Pada Juli tahun 1920, delapan tahun setelah Muhammadiyah berdiri, KH Ahmad Dahlan telah mendirikan empat lembaga dalam Muhammadiyah. Salah satunya adalah Majelis Taman Pustaka yang pada saat itu dipimpin oleh KH Mokhtar. Tujuan awal dari didirikannya Majelis Taman Pustaka ialah untuk menyiarkan dan menyebarkan agama Islam dengan selembaran cuma-cuma, mencetak majalah bulanan atau setengah bulanan secara berkala, dan mengadakan buku-buku keislaman yang dapat dipinjam atau dibeli oleh masyarakat.

Majelis Taman pustaka pada saat itu tidak hanya menyediakan buku-buku yang mengandung pelajaran keislaman, namun juga menyediakan buku-buku yang memuat ilmu-ilmu pengetahuan umum yang berguna bagi kemajuan masyarakat, bangsa dan negara tanpa harus bertentangan dengan prinsip-prinsip ajaran Islam.

Pada masa awal berdirinya Muhammadiyah, KH Ahmad Dahlan sangat menyadari bahwa untuk mewujudkan masyarakat Islam yang sebenar-benarnya maka dibutuhkan tradisi membaca (Iqra’) di lingkungan Persyarikatan Muhammadiyah. Tradisi membaca menjadi hal yang sangat penting jika kita ingin belajar dari Negeri Matahari Terbit (Jepang) yang didapuk sebagai salah satu negara maju di wilayah Asia bahkan dunia.

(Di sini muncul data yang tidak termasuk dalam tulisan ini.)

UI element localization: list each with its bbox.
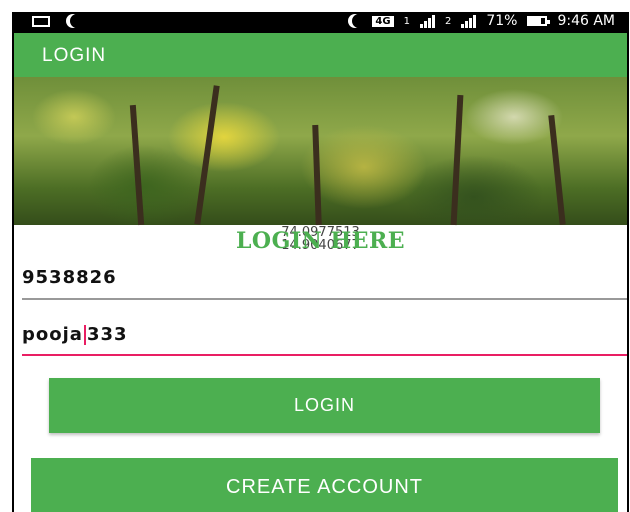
app-bar: LOGIN (14, 33, 627, 77)
phone-field[interactable]: 9538826 (22, 267, 117, 288)
network-type-badge: 4G (372, 15, 394, 27)
signal-icon (461, 14, 477, 28)
moon-icon (352, 14, 366, 28)
app-bar-title: LOGIN (42, 45, 107, 66)
sim1-label: 1 (403, 15, 410, 27)
battery-icon (527, 16, 551, 26)
status-bar: 4G 1 2 71% 9:46 AM (14, 12, 627, 33)
text-cursor (83, 325, 86, 345)
password-field-underline (22, 354, 627, 356)
password-field[interactable]: pooja 333 (22, 324, 128, 345)
moon-icon (70, 14, 84, 28)
signal-icon (419, 14, 435, 28)
create-account-button[interactable]: CREATE ACCOUNT (31, 458, 618, 512)
app-screen: 4G 1 2 71% 9:46 AM LOGIN 74.0977513 14.9… (12, 12, 629, 512)
forest-banner-image (14, 77, 627, 226)
gallery-icon (32, 15, 50, 27)
battery-percent: 71% (486, 13, 518, 29)
login-heading: LOGIN HERE (235, 228, 406, 254)
clock: 9:46 AM (557, 13, 615, 29)
password-text-after: 333 (86, 324, 128, 345)
sim2-label: 2 (444, 15, 452, 27)
phone-field-underline (22, 298, 627, 300)
login-button[interactable]: LOGIN (49, 378, 600, 433)
password-text-before: pooja (22, 324, 83, 345)
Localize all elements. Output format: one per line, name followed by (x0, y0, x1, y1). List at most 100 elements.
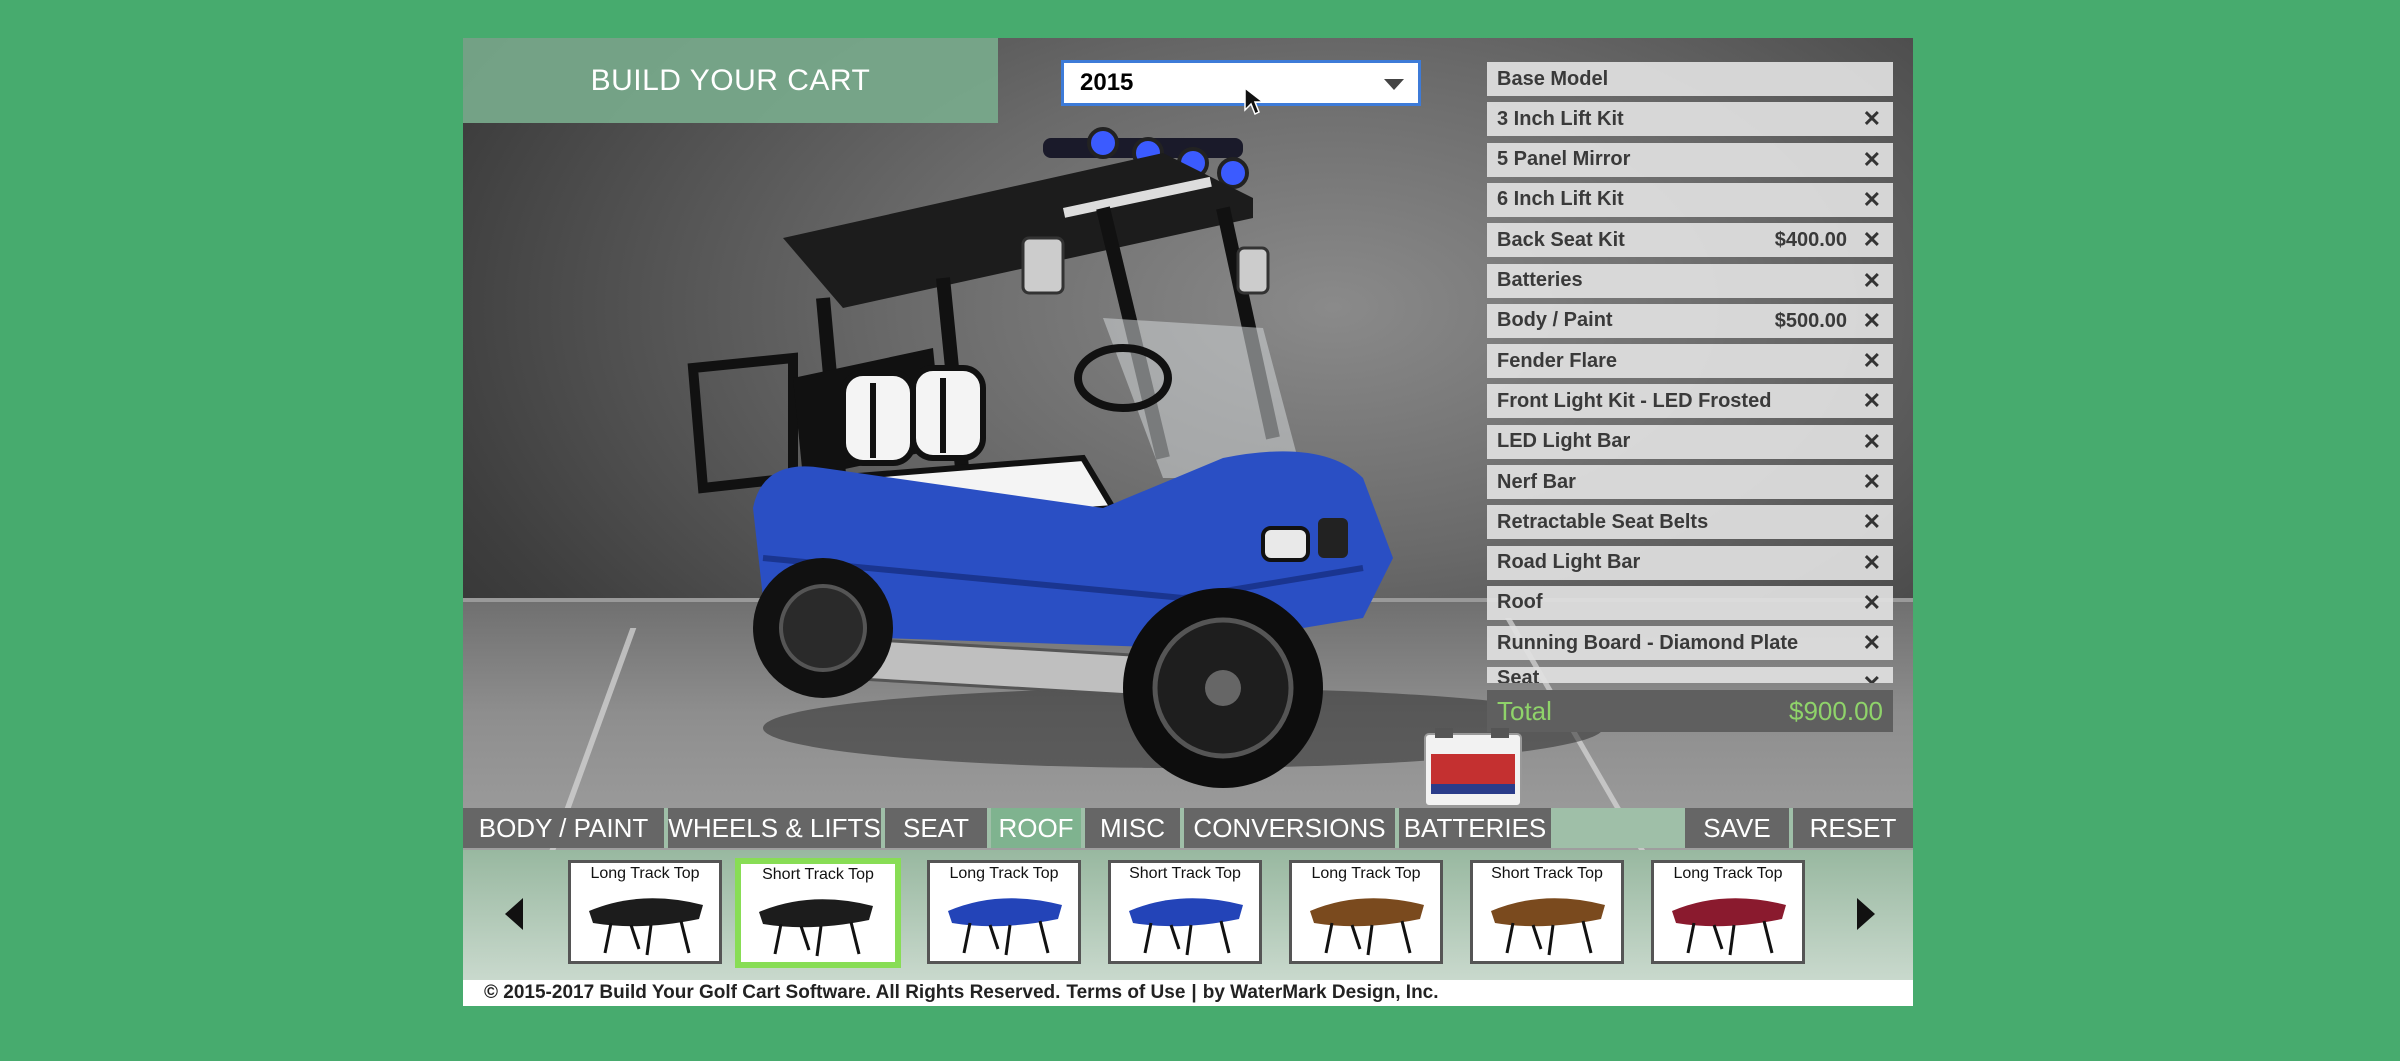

Ada beberapa karakter atau ciri masyarakat di negara maju. Salah satu ciri terpenting adalah kecintaan yang tinggi kepada ilmu pengetahuan. Ekspresi paling nyata terhadapat kecintaan tersebut adalah kuatnya tradisi membaca. Di Jepang, kalau kita menaiki angkutan umum, hanya kita dapati dua pemandangan: pertama, orang membaca. Membaca bisa sambil duduk atau dengan berdiri bagi mereka yang tidak mendapatkan tempat duduk. Kedua, orang tidur. Bagi orang Jepang tidur berarti istirahat, setelah bangun dan merasa segar, mereka akan kembali membaca. Buku dan membaca sudah tidak bisa dipisahkan dari kehidupan sehari-hari orang-orang di negara maju.

Tarikh Islam sesungguhnya mengajarkan kepada kita tentang kuatnya tradisi membaca kaum muslimin ketika negeri mereka menjadi pusat peradaban dunia pada periode klasik. Buah dari kuatnya tradisi membaca ini antara lain adalah lahirnya para ulama dan ilmuwan muslim dengan karya-karyanya yang sangat menakjubkan. Mereka adalah para pecinta ilmu dalam berbagai disiplinnya: fiqh, tasawuf, filsafat, matematika, kimia, astronomi, dan juga kedokteran.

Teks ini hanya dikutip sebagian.